Pardon the leap, but the most recent study by the Community Ethics Committee, to be submitted soon to the ethics leadership of Harvard Medical School and its teaching hospitals, concerns transparency and decision-making in listing for organ transplantation.

And without going into details of that unfinished study, the very first question we asked ourselves was whether organ transplantation itself is a social good. The answer was yes by consensus -- but only if the organs were ethically harvested, and the selection of recipients both equitable and just.

That is to say, our one-word answer was unanimous but enormously complicated and nuanced.

Consider another case awaiting action by Kasich. The execution of the rapist and murderer of a child was postponed till July while the state determines whether it can take his organs for transplantation, as the man has requested. This would make an executioner of the transplant surgeon.

In this case, is organ transplantation a social good? That is the question facing Kasich, who has been quoted by the Columbus Dispatch as saying: “Ronald Phillips committed a heinous crime for which he will face the death penalty. I realize this is a bit of uncharted territory for Ohio, but if another life can be saved by his willingness to donate his organs and tissues then we should allow for that to happen.”

But wait, there’s more, as they say on the ads on cable news channels.

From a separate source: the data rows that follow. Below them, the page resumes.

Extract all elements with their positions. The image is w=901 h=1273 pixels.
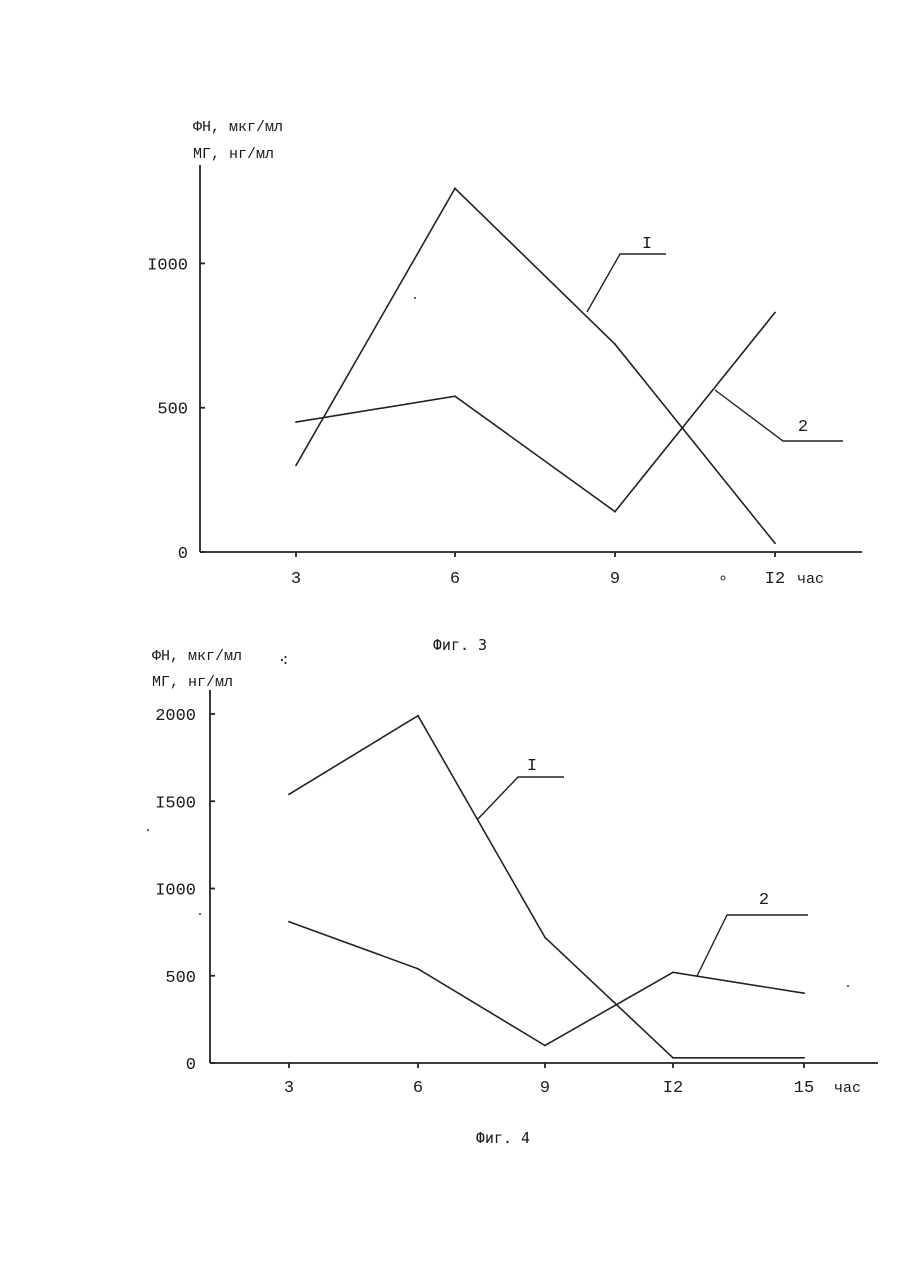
- stray-colon-mark: :: [281, 652, 290, 669]
- series-leader-line: [477, 777, 564, 820]
- chart-figure-4: ФН, мкг/млМГ, нг/мл0500I000I5002000369I2…: [147, 648, 878, 1147]
- x-tick-label: 9: [540, 1079, 550, 1098]
- x-tick-label: I2: [663, 1079, 683, 1098]
- scan-speck: [721, 576, 725, 580]
- x-axis-unit-label: час: [834, 1080, 861, 1097]
- x-tick-label: 3: [291, 570, 301, 589]
- y-tick-label: I000: [147, 256, 188, 275]
- data-point: [417, 715, 419, 717]
- y-tick-label: 0: [178, 545, 188, 564]
- y-tick-label: I000: [155, 882, 196, 901]
- chart-figure-3: ФН, мкг/млМГ, нг/мл0500I000369I2часI2Фиг…: [147, 119, 862, 654]
- y-axis-title-line: МГ, нг/мл: [193, 146, 274, 163]
- y-axis-title-line: ФН, мкг/мл: [193, 119, 283, 136]
- data-point: [288, 793, 290, 795]
- series-label: 2: [759, 891, 769, 910]
- series-line-I: [296, 188, 775, 543]
- series-line-I: [289, 716, 804, 1058]
- data-point: [544, 1045, 546, 1047]
- data-point: [803, 992, 805, 994]
- x-tick-label: 15: [794, 1079, 814, 1098]
- series-leader-line: [715, 390, 843, 441]
- series-label: I: [642, 235, 652, 254]
- scan-speck: [199, 913, 201, 915]
- figure-caption: Фиг. 4: [476, 1129, 530, 1147]
- data-point: [672, 1057, 674, 1059]
- data-point: [288, 921, 290, 923]
- series-leader-line: [587, 254, 666, 312]
- x-tick-label: I2: [765, 570, 785, 589]
- scan-speck: [147, 829, 149, 831]
- x-tick-label: 3: [284, 1079, 294, 1098]
- data-point: [295, 421, 297, 423]
- y-tick-label: 0: [186, 1056, 196, 1075]
- y-tick-label: 500: [165, 969, 196, 988]
- x-tick-label: 6: [450, 570, 460, 589]
- data-point: [803, 1057, 805, 1059]
- y-axis-title-line: ФН, мкг/мл: [152, 648, 242, 665]
- x-axis-unit-label: час: [797, 571, 824, 588]
- figure-caption: Фиг. 3: [433, 636, 487, 654]
- data-point: [544, 937, 546, 939]
- x-tick-label: 6: [413, 1079, 423, 1098]
- series-line-2: [289, 922, 804, 1046]
- data-point: [295, 465, 297, 467]
- data-point: [417, 968, 419, 970]
- scan-speck: [414, 297, 416, 299]
- x-tick-label: 9: [610, 570, 620, 589]
- scan-speck: [847, 985, 849, 987]
- data-point: [614, 511, 616, 513]
- y-tick-label: 500: [157, 401, 188, 420]
- data-point: [774, 312, 776, 314]
- data-point: [454, 188, 456, 190]
- series-label: I: [527, 757, 537, 776]
- series-line-2: [296, 313, 775, 512]
- data-point: [454, 395, 456, 397]
- series-label: 2: [798, 418, 808, 437]
- y-tick-label: 2000: [155, 707, 196, 726]
- series-leader-line: [697, 915, 808, 976]
- data-point: [774, 542, 776, 544]
- y-tick-label: I500: [155, 794, 196, 813]
- data-point: [614, 343, 616, 345]
- data-point: [672, 971, 674, 973]
- y-axis-title-line: МГ, нг/мл: [152, 674, 233, 691]
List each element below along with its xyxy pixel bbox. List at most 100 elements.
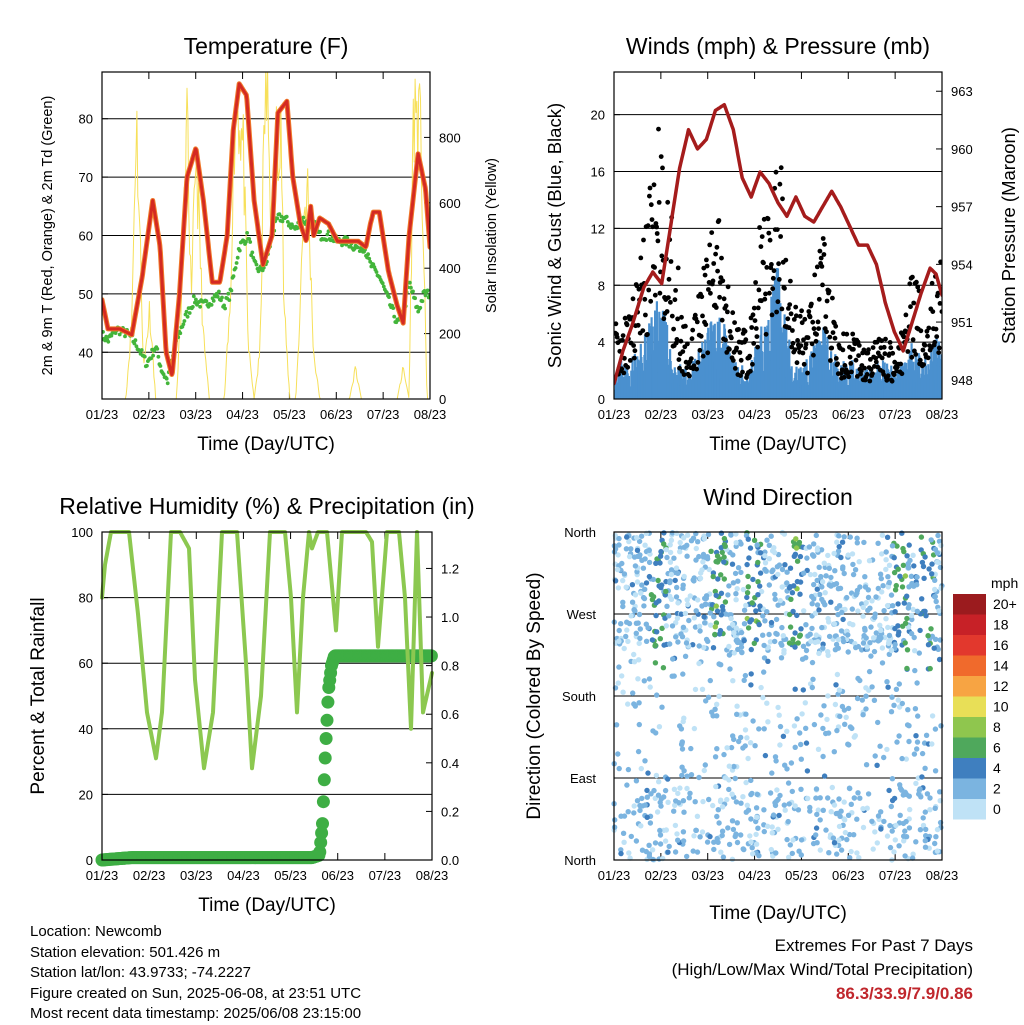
direction-point: [834, 727, 840, 734]
direction-point: [615, 585, 622, 591]
chart-title: Winds (mph) & Pressure (mb): [626, 33, 930, 59]
x-tick-label: 02/23: [645, 407, 678, 422]
direction-point: [618, 621, 624, 627]
direction-point: [842, 829, 849, 836]
direction-point: [668, 571, 675, 578]
direction-point: [887, 822, 893, 829]
panel-3: 0 20 40 60 80 100 0.0 0.2 0.4 0.6 0.8 1.0 1.2 01/23 02…: [28, 493, 475, 916]
gust-point: [765, 216, 771, 222]
legend-label: 20+: [993, 596, 1017, 612]
direction-point: [680, 718, 686, 725]
direction-point: [730, 580, 737, 586]
direction-point: [726, 625, 732, 631]
direction-point: [688, 772, 695, 778]
gust-point: [737, 350, 743, 355]
gust-point: [750, 312, 756, 318]
gust-point: [694, 319, 700, 325]
direction-point: [817, 795, 823, 801]
direction-point: [899, 755, 905, 762]
direction-point: [837, 585, 844, 591]
direction-point: [883, 557, 889, 563]
direction-point: [886, 787, 892, 794]
gust-point: [797, 313, 803, 319]
dewpoint-point: [198, 304, 203, 309]
direction-point: [805, 795, 811, 802]
gust-point: [709, 230, 715, 236]
gust-point: [933, 326, 939, 332]
direction-point: [778, 640, 784, 647]
direction-point: [871, 648, 878, 655]
direction-point: [777, 792, 783, 799]
direction-point: [776, 712, 782, 718]
direction-point: [938, 542, 944, 549]
direction-point: [729, 818, 736, 824]
direction-point: [738, 734, 744, 741]
gust-point: [910, 274, 915, 280]
direction-point: [753, 841, 760, 847]
direction-point: [798, 756, 804, 762]
gust-point: [632, 348, 638, 354]
direction-point: [826, 565, 832, 571]
direction-point: [892, 641, 898, 648]
gust-point: [631, 355, 637, 361]
direction-point: [700, 559, 706, 565]
direction-point: [757, 550, 764, 556]
direction-point: [684, 597, 690, 603]
direction-point: [792, 630, 798, 636]
direction-point: [831, 802, 838, 808]
y-right-tick-label: 960: [951, 142, 973, 157]
direction-point: [686, 617, 692, 624]
dewpoint-point: [280, 219, 285, 224]
y-axis-label: 2m & 9m T (Red, Orange) & 2m Td (Green): [40, 96, 56, 376]
direction-point: [702, 601, 709, 607]
direction-point: [933, 834, 939, 840]
direction-point: [915, 713, 921, 719]
gust-point: [645, 332, 650, 337]
direction-point: [706, 566, 712, 573]
direction-point: [865, 594, 872, 601]
gust-point: [882, 351, 888, 357]
gust-point: [654, 231, 660, 236]
direction-point: [685, 601, 691, 608]
x-tick-label: 05/23: [274, 868, 307, 883]
gust-point: [751, 305, 757, 311]
direction-point: [613, 722, 620, 728]
gust-point: [703, 322, 709, 327]
direction-point: [701, 644, 707, 651]
gust-point: [779, 306, 785, 312]
direction-point: [726, 643, 732, 650]
direction-point: [861, 539, 867, 546]
direction-point: [793, 545, 800, 551]
direction-point: [863, 685, 869, 691]
gust-point: [725, 309, 730, 315]
dewpoint-point: [165, 381, 170, 386]
direction-point: [905, 605, 912, 611]
direction-point: [871, 697, 878, 703]
gust-point: [742, 328, 748, 334]
direction-point: [671, 808, 677, 814]
direction-point: [673, 634, 679, 640]
direction-point: [721, 576, 727, 582]
dewpoint-point: [318, 229, 322, 234]
direction-point: [722, 543, 728, 549]
direction-point: [905, 624, 912, 630]
direction-point: [881, 754, 887, 761]
direction-point: [777, 742, 783, 748]
direction-point: [836, 796, 842, 802]
direction-point: [618, 850, 624, 857]
dewpoint-point: [244, 240, 248, 244]
direction-point: [901, 833, 907, 839]
gust-point: [635, 322, 641, 328]
x-tick-label: 06/23: [832, 407, 865, 422]
dewpoint-point: [222, 303, 227, 308]
direction-point: [721, 535, 728, 542]
direction-point: [877, 571, 884, 577]
direction-point: [914, 582, 920, 588]
direction-point: [888, 592, 895, 598]
dewpoint-point: [211, 299, 216, 303]
direction-point: [732, 570, 739, 577]
direction-point: [886, 579, 892, 586]
direction-point: [814, 840, 820, 846]
direction-point: [786, 854, 792, 860]
gust-point: [899, 371, 905, 377]
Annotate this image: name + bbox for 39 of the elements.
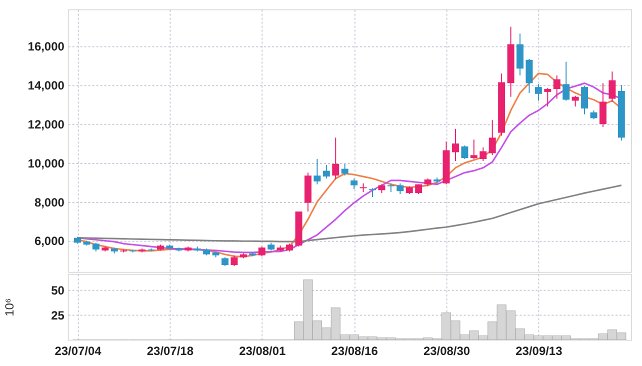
- candlestick: [553, 74, 560, 100]
- candlestick: [322, 164, 330, 179]
- line-series: [76, 184, 622, 243]
- y-tick-label: 10,000: [28, 156, 65, 170]
- candlestick: [544, 88, 552, 108]
- candlestick: [341, 163, 348, 176]
- y-tick-label: 12,000: [28, 118, 65, 132]
- candlestick: [534, 84, 542, 102]
- candlestick: [258, 246, 266, 257]
- candlestick: [488, 120, 496, 156]
- candlestick: [562, 61, 570, 102]
- candlestick: [332, 137, 340, 180]
- candlestick: [350, 178, 358, 190]
- candlestick: [526, 58, 533, 94]
- y-tick-label: 50: [51, 283, 65, 298]
- candlestick: [470, 139, 478, 160]
- candlestick: [452, 128, 459, 162]
- y-tick-label: 25: [51, 308, 65, 322]
- candlestick: [608, 71, 616, 102]
- y-tick-label: 6,000: [34, 234, 65, 248]
- x-tick-label: 23/08/30: [423, 344, 470, 358]
- y-tick-label: 8,000: [34, 195, 65, 210]
- candlestick: [480, 146, 487, 162]
- y-axis-title: 10⁶: [2, 298, 16, 316]
- y-tick-label: 16,000: [28, 40, 65, 54]
- candlestick: [461, 144, 468, 160]
- x-tick-label: 23/08/16: [331, 344, 378, 358]
- x-tick-label: 23/07/04: [54, 344, 102, 358]
- candlestick: [572, 95, 579, 108]
- candlestick: [581, 86, 588, 115]
- candlestick: [369, 188, 376, 198]
- candlestick: [599, 82, 606, 128]
- candlestick: [314, 158, 321, 185]
- y-tick-label: 14,000: [28, 78, 65, 93]
- candlestick: [396, 182, 404, 195]
- candlestick: [230, 254, 238, 267]
- x-tick-label: 23/08/01: [239, 344, 286, 358]
- x-tick-label: 23/09/13: [516, 344, 563, 358]
- x-tick-label: 23/07/18: [146, 344, 194, 358]
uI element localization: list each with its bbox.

Another prisoner is asking Kasich for clemency. John Wise is not on Death Row, but instead is serving six years for killing his wife, a diabetic with chronic heart disease who was in intensive care following a triple aneurysm. “Although I had nothing but good intentions,” the 68-year-old man said in a sworn statement, “that is no excuse." Mercy is not an acceptable defense for killing in Ohio. 

According to the Associated Press, “A doctor testified that Barbara Wise wasn't terminally ill and appeared to be responding to treatment.” 

The story did not say what, precisely, the doctor meant by “responding to treatment.” I’d like to know more.

Only days before, CNN.com called doctors “optimistic” about the condition of Jahi McMath, a day after the 13-year-old’s death certificate was signed by a California coroner.

Again, I’d like to know more, because life and death are somehow becoming harder to define, and optimism is not a word I often associate with a corpse. 

(Paul C. McLean, author of "Blood Lines: Fatherhood, faith and love in the time of stem cells," also blogs at www.paulcmclean.com.)

6 comments:

  1. So many issues with no simple answers. Just commenting on one:
    I've always been confused how someone can take a position that human life is sacred, and allow for both capital punishment and prohibiting abortions yet making exceptions in cases of incest or rape http://www.politico.com/story/2013/06/house-adds-rape-exception-to-abortion-ban-bill-92833.html . Looking from the point of view of the life in the womb, isn't that life innocent, and who's pleading a case for that life? At least Arkansas takes a consistent position that prohibits abortion and allows no exception. http://www.huffingtonpost.com/2013/03/07/arkansas-abortion-law_n_2833244.html . One of the Ten Commandments reminds us "thou shalt not kill". Perhaps it is most consistent to take a Buddhist position that all life is sacred, and keep compassion for others and doing what we can to relieve their suffering as a priority as we go through life.